Lily-O’s 10 songs are mostly traditional folk songs gathered from disparate sources and refashioned in Amidon’s signature way. The interplay between the four musicians is informed by their backgrounds in improvised music and the spontaneous nature of the sessions. As always, the central element is Amidon’s voice, which, in his deceptively understated manner, tells tales of adventure, love, violence and redemption.
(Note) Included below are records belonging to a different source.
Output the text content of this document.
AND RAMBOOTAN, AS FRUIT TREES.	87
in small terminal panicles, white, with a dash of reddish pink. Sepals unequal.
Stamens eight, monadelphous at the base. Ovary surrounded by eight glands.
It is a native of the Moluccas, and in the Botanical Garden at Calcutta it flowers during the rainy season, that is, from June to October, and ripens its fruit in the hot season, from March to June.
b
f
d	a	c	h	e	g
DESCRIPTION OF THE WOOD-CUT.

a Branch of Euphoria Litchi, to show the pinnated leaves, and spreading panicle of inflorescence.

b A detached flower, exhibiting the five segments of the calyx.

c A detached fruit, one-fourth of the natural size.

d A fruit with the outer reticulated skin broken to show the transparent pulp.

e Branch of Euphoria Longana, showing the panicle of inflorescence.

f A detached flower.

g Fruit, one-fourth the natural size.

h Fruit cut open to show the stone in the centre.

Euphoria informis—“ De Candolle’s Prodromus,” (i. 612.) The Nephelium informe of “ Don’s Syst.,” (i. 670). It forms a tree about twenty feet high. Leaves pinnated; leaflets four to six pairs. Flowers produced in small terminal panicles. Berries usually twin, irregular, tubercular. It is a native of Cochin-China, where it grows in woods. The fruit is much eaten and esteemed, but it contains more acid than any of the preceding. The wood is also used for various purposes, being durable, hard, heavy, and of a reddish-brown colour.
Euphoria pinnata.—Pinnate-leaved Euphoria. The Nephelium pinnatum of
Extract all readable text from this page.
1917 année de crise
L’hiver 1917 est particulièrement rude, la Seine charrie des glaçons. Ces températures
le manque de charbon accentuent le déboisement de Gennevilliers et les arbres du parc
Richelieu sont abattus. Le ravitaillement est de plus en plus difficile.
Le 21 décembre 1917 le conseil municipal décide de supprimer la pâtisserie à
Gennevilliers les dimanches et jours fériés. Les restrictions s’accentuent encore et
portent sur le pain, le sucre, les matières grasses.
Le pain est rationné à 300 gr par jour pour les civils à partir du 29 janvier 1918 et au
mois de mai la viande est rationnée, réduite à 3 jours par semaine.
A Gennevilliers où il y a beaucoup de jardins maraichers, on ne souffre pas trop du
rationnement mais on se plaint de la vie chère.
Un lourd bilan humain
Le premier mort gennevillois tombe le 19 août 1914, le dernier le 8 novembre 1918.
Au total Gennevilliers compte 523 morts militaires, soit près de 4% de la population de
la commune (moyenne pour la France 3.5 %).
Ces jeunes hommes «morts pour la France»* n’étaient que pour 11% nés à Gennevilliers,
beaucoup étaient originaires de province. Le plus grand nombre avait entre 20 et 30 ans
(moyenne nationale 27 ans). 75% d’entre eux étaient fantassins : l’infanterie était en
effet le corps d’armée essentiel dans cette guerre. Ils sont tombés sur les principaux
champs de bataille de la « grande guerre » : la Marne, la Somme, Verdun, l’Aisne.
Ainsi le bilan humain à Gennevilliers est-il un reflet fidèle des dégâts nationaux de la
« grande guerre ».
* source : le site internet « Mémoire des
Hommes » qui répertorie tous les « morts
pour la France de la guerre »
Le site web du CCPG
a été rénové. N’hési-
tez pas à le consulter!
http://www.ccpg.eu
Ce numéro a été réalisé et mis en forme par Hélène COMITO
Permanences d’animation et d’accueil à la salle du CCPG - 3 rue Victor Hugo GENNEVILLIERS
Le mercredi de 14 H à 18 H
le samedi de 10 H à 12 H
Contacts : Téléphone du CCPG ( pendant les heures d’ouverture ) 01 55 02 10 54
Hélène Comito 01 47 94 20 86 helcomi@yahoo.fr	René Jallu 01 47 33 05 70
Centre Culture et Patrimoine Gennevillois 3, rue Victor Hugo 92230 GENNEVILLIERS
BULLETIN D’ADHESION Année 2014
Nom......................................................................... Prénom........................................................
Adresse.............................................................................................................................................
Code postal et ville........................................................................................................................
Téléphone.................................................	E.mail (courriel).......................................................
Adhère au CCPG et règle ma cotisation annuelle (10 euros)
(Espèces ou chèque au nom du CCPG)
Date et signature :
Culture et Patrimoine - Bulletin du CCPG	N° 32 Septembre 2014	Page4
Lily-O follows four albums by Amidon including his 2013 Nonesuch debut, Bright Sunny South. 2010’s I See The Sign and 2008’s All Is Well were made for the Icelandic label Bedroom Community and featured orchestral arrangements by composer Nico Muhly. Along the way Amidon has performed worldwide in myriad contexts, collaborating with musicians such as Muhly, Thomas Bartlett/Doveman, Beth Orton and Glen Hansard. He has appeared as a guest artist on recent albums by Tune-Yards, Aoife O’Donovan and the Blind Boys of Alabama.